Die Reise endet am nächsten Montag (27. Mai) mit einem Vernetzungstreffen im Arbeits- und Wissenschaftsministerium des Bundesstaates Western Australia (Department of Jobs, Tourism, Science and Innovation). An dem Austausch nehmen neben dem Wissenschaftsminister von Western Australia, Stephen Dawson, auch die deutsche Botschafterin sowie weitere Vertreter aus Universitäten, Forschungseinrichtungen und Unternehmen teil. Bei dem Gespräch soll es unter anderem um die Darstellung der bisherigen Zusammenarbeit zwischen Wissenschaftlern aus dem Freistaat Sachsen und Australien sowie um die Identifikation von zukünftigen Themen im Bereich der Energieforschung gehen.
Hintergrund:
Im sächsischen Boxberg/O.L. sollen mit Hilfe von Forschungs- und Pilotlinien neue Wege für die Leichtbaustrukturen und -produkte der Zukunft sowie deren nachgeschaltete Prozesse erforscht und in flankierenden Kooperationen mit Unternehmensgründungen, Start-ups und neuen Niederlassungen am Standort zur Marktreife entwickelt werden. Durch Einbeziehung von erneuerbaren Energien und eines nachhaltigen Energiemanagements ist im partnerschaftlichen Schulterschluss mit dem Fraunhofer Institut für Angewandte Polymerforschung (IAP) im Nachbarbundesland Brandenburg geplant, die gesamte Wertschöpfungskette von der Rohstoffgewinnung und Aufbereitung über Werkstoffe und Verfahren bis zu Strukturen und Systemen treibhausgasneutral zu gestalten und in eine industrielle Fertigung zu überführen. Zur Etablierung des Forschungsstandortes als Außenstelle der Technischen Universität Chemnitz in Boxberg, der Carbon LabFactory Sachsen, sind insgesamt investive Kosten von rund 62,3 Millionen Euro veranschlagt. Sie werden über das Investitionsgesetz Kohleregionen (InvKG) gefördert. Die konsumtiven Mittel in Höhe von 5,87 Millionen Euro aus dem Bundesprogramm STARK für den Aufbau des Projektes ergänzen diese Förderung.

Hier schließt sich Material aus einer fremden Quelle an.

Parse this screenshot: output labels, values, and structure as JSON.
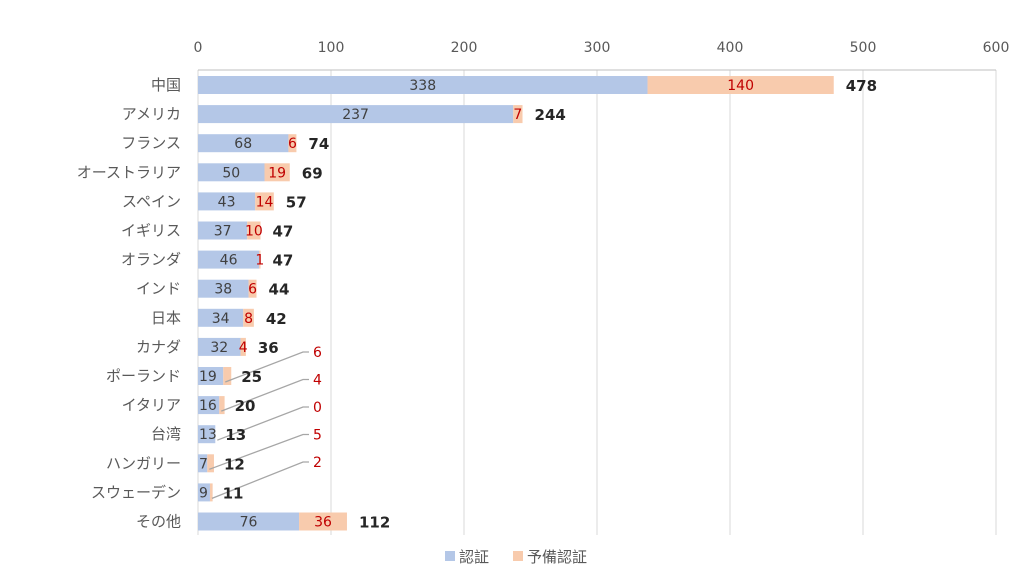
{
  "chart_data": {
    "type": "bar",
    "orientation": "horizontal",
    "stacked": true,
    "categories": [
      "中国",
      "アメリカ",
      "フランス",
      "オーストラリア",
      "スペイン",
      "イギリス",
      "オランダ",
      "インド",
      "日本",
      "カナダ",
      "ポーランド",
      "イタリア",
      "台湾",
      "ハンガリー",
      "スウェーデン",
      "その他"
    ],
    "series": [
      {
        "name": "認証",
        "color": "#b4c7e7",
        "values": [
          338,
          237,
          68,
          50,
          43,
          37,
          46,
          38,
          34,
          32,
          19,
          16,
          13,
          7,
          9,
          76
        ]
      },
      {
        "name": "予備認証",
        "color": "#f8cbad",
        "values": [
          140,
          7,
          6,
          19,
          14,
          10,
          1,
          6,
          8,
          4,
          6,
          4,
          0,
          5,
          2,
          36
        ]
      }
    ],
    "totals": [
      478,
      244,
      74,
      69,
      57,
      47,
      47,
      44,
      42,
      36,
      25,
      20,
      13,
      12,
      11,
      112
    ],
    "xlim": [
      0,
      600
    ],
    "xticks": [
      0,
      100,
      200,
      300,
      400,
      500,
      600
    ],
    "axis_position": "top",
    "grid": true,
    "legend_position": "bottom",
    "label_color_series1": "#404040",
    "label_color_series2": "#c00000"
  }
}
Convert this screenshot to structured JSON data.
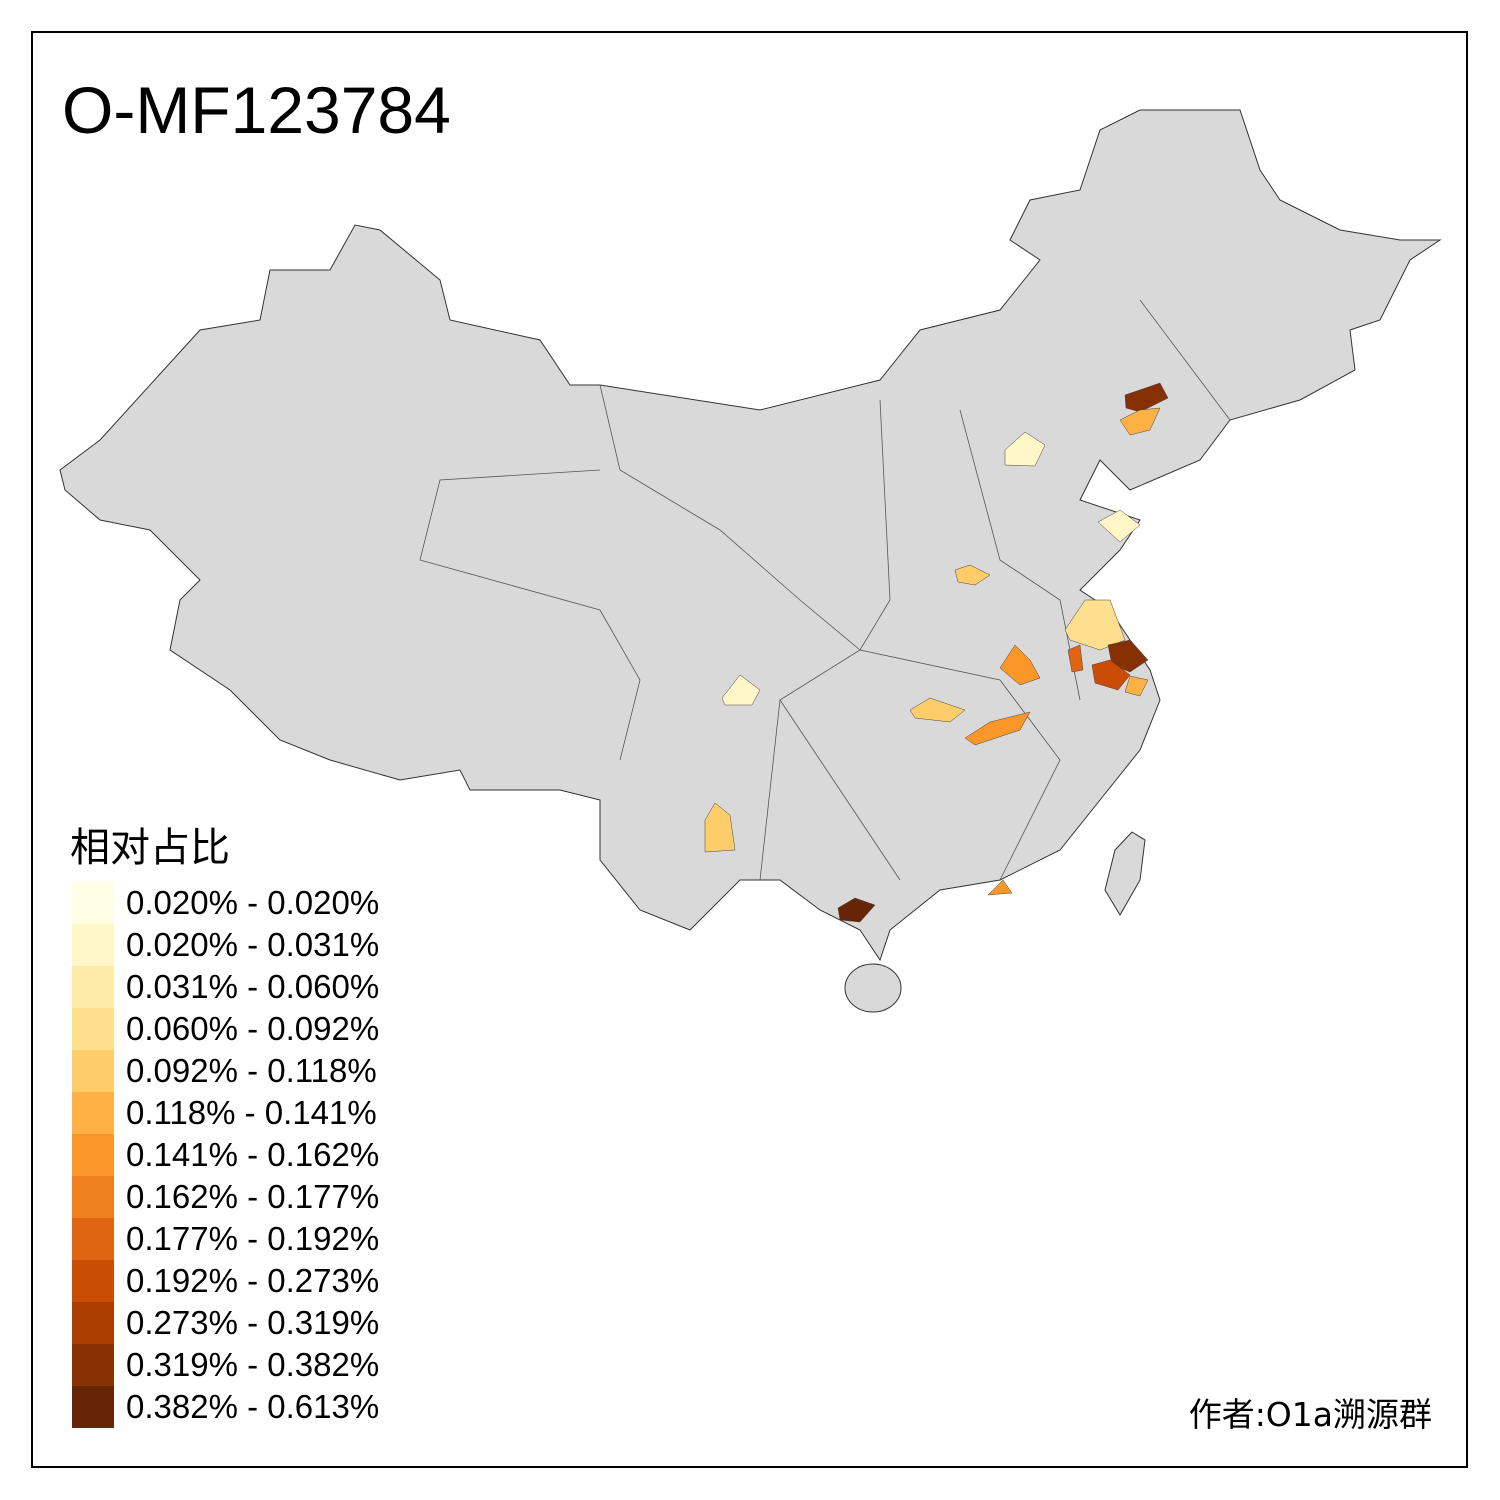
{
  "title": "O-MF123784",
  "legend": {
    "title": "相对占比",
    "bins": [
      {
        "label": "0.020% - 0.020%",
        "color": "#FFFFE5"
      },
      {
        "label": "0.020% - 0.031%",
        "color": "#FFF7C8"
      },
      {
        "label": "0.031% - 0.060%",
        "color": "#FEEBA9"
      },
      {
        "label": "0.060% - 0.092%",
        "color": "#FEDF8E"
      },
      {
        "label": "0.092% - 0.118%",
        "color": "#FECD69"
      },
      {
        "label": "0.118% - 0.141%",
        "color": "#FEB144"
      },
      {
        "label": "0.141% - 0.162%",
        "color": "#FB9729"
      },
      {
        "label": "0.162% - 0.177%",
        "color": "#F07F1F"
      },
      {
        "label": "0.177% - 0.192%",
        "color": "#E06513"
      },
      {
        "label": "0.192% - 0.273%",
        "color": "#CB4C05"
      },
      {
        "label": "0.273% - 0.319%",
        "color": "#AB3D03"
      },
      {
        "label": "0.319% - 0.382%",
        "color": "#873004"
      },
      {
        "label": "0.382% - 0.613%",
        "color": "#662506"
      }
    ]
  },
  "base_color": "#D9D9D9",
  "credit": "作者:O1a溯源群"
}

In die Kooperation mit der australischen Forschungseinrichtung Carbon Nexus bringt das sächsische Institut für Leichtbaukonstruktionen mit dem Lehrstuhl für Leichtbau und Kunststofftechnik der Technischen Universität Chemnitz Expertise in die Zusammenarbeit ein und ergänzt die Forschungsarbeiten von Carbon Nexus um alle nachgelagerten Prozessschritte bis zum Bauteil. Carbon Nexus wiederum bringt sein umfangreiches Know-how bei der Carbonisierung von sogenannten Precursoren, der Einstellung von Carbonfaser-Eigenschaften und der spezifischen Materialanalyse in die Kooperation ein. Darüber hinaus werden bei dieser Kooperation gradierte Leichtbaustrukturen aus Carbonfasern mit dem Fokus auf Nachhaltigkeit und Lebensdauer solcher gradierten Strukturen untersucht. Damit ergänzen sich beide Forschungsinstitute hervorragend.